Nussbaumer Mirjam, Kieninger Elisabeth, Tschanz Stefan A, Savas Sibel T, Casaulta Carmen, Goutaki Myrofora, Blanchon Sylvain, Jung Andreas, Regamey Nicolas, Kuehni Claudia E, Latzin Philipp, Müller Loretta
Division of Paediatric Respiratory Medicine and Allergology, Dept of Paediatrics, Inselspital, Bern University Hospital, University of Bern, Bern, Switzerland.
Dept of BioMedical Research (DBMR), University of Bern, Bern, Switzerland.
ERJ Open Res. 2021 Nov 1;7(4). doi: 10.1183/23120541.00353-2021. eCollection 2021 Oct.
Diagnosis of primary ciliary dyskinesia (PCD) is challenging since there is no gold standard test. The European Respiratory (ERS) and American Thoracic (ATS) Societies developed evidence-based diagnostic guidelines with considerable differences.
We aimed to compare the algorithms published by the ERS and the ATS with each other and with our own PCD-UNIBE algorithm in a clinical setting. Our algorithm is similar to the ERS algorithm with additional immunofluorescence staining. Agreement (Cohen's κ) and concordance between the three algorithms were assessed in patients with suspicion of PCD referred to our diagnostic centre.
In 46 out of 54 patients (85%) the final diagnosis was concordant between all three algorithms (30 PCD negative, 16 PCD positive). In eight patients (15%) PCD diagnosis differed between the algorithms. Five patients (9%) were diagnosed as PCD only by the ATS, one (2%) only by the ERS and PCD-UNIBE, one (2%) only by the ATS and PCD-UNIBE, and one (2%) only by the PCD-UNIBE algorithm. Agreement was substantial between the ERS and the ATS (κ=0.72, 95% CI 0.53-0.92) and the ATS and the PCD-UNIBE (κ=0.73, 95% CI 0.53-0.92) and almost perfect between the ERS and the PCD-UNIBE algorithms (κ=0.92, 95% CI 0.80-1.00).

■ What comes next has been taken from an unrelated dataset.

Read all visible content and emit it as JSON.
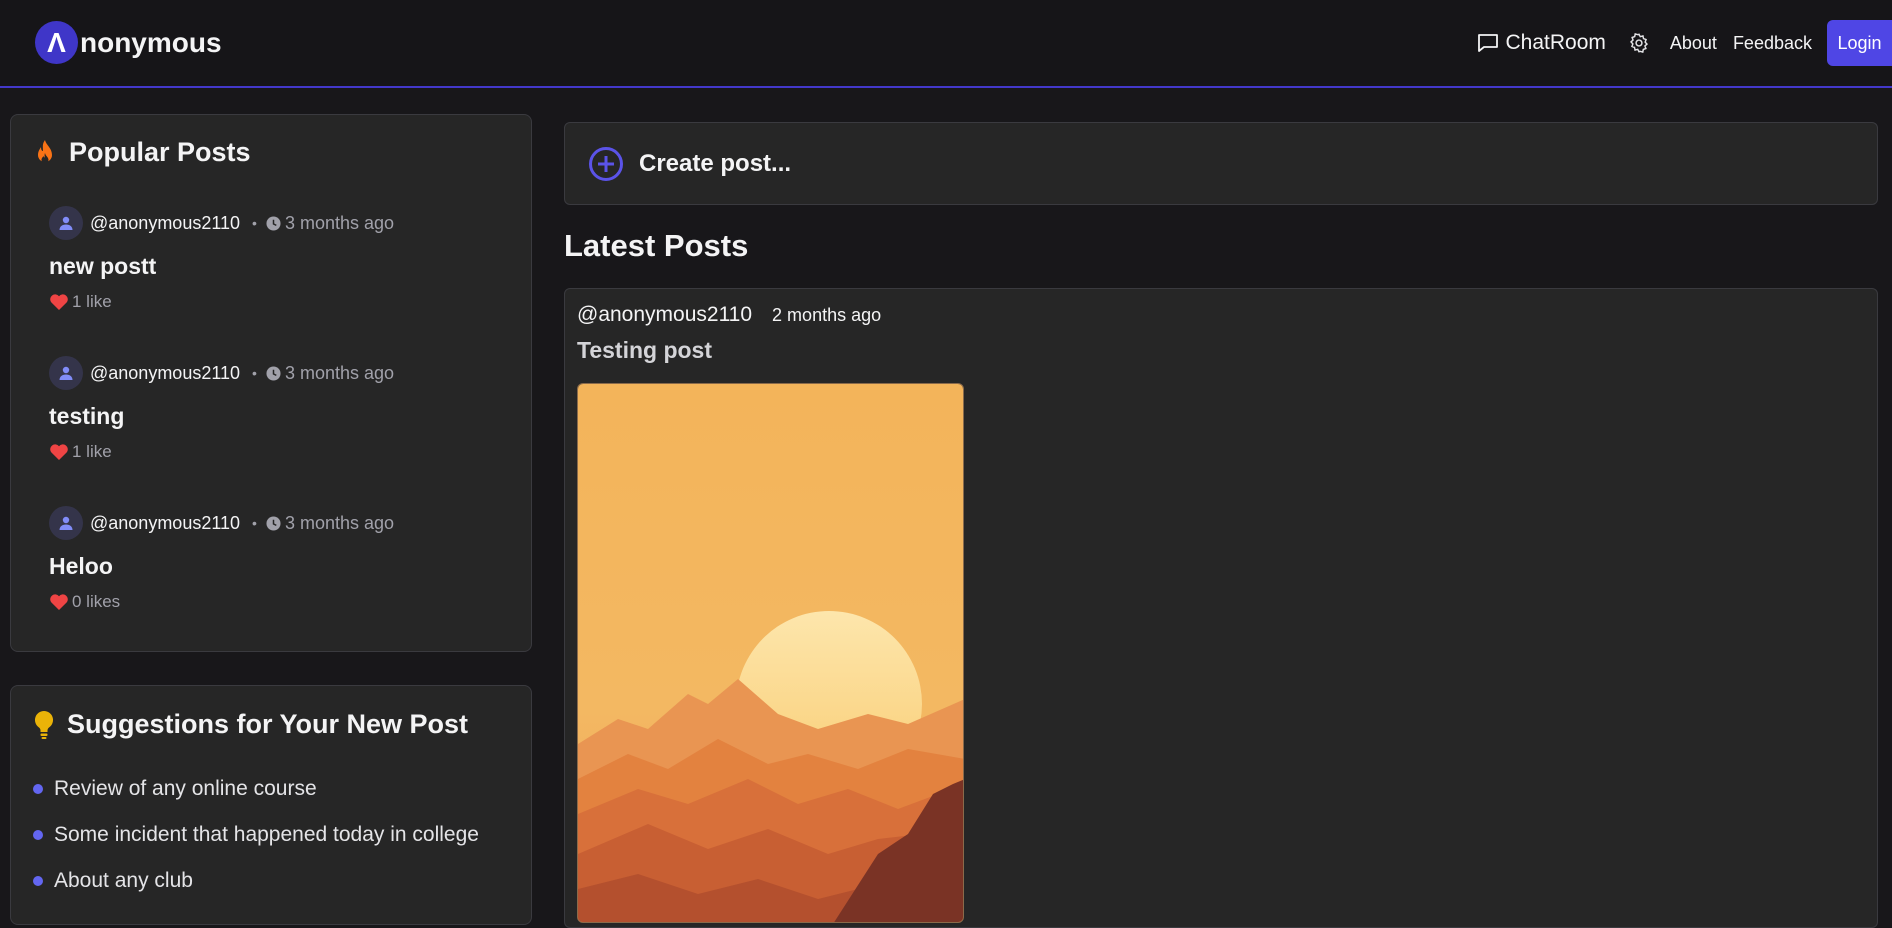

The different diagnostic algorithms lead to a contradictory diagnosis in a considerable proportion of patients. Thus, an updated, internationally harmonised and standardised PCD diagnostic algorithm is needed to improve diagnostics for these discordant cases.
由于缺乏金标准检测方法,原发性纤毛运动障碍(PCD)的诊断具有挑战性。欧洲呼吸学会(ERS)和美国胸科学会(ATS)制定了基于证据的诊断指南,但存在相当大的差异。
我们旨在比较ERS和ATS发布的算法以及我们自己的PCD-UNIBE算法在临床环境中的表现。我们的算法与ERS算法相似,但增加了免疫荧光染色。在转诊至我们诊断中心的疑似PCD患者中,评估了这三种算法之间的一致性(Cohen's κ)和一致性。
54例患者中有46例(85%)的最终诊断在所有三种算法之间是一致的(30例PCD阴性,16例PCD阳性)。8例患者(15%)的PCD诊断在算法之间存在差异。5例患者(9%)仅被ATS诊断为PCD,1例(2%)仅被ERS和PCD-UNIBE诊断为PCD,1例(2%)仅被ATS和PCD-UNIBE诊断为PCD,1例(2%)仅被PCD-UNIBE算法诊断为PCD。ERS和ATS之间的一致性较高(κ=0.72,95%CI 0.53-0.92),ATS和PCD-UNIBE之间的一致性较高(κ=0.73,95%CI 0.53-0.92),ERS和PCD-UNIBE算法之间的一致性几乎完美(κ=0.92,95%CI 0.80-1.00)。
不同的诊断算法在相当一部分患者中导致了相互矛盾的诊断。因此,需要一种更新的、国际协调和标准化的PCD诊断算法来改善这些不一致病例的诊断。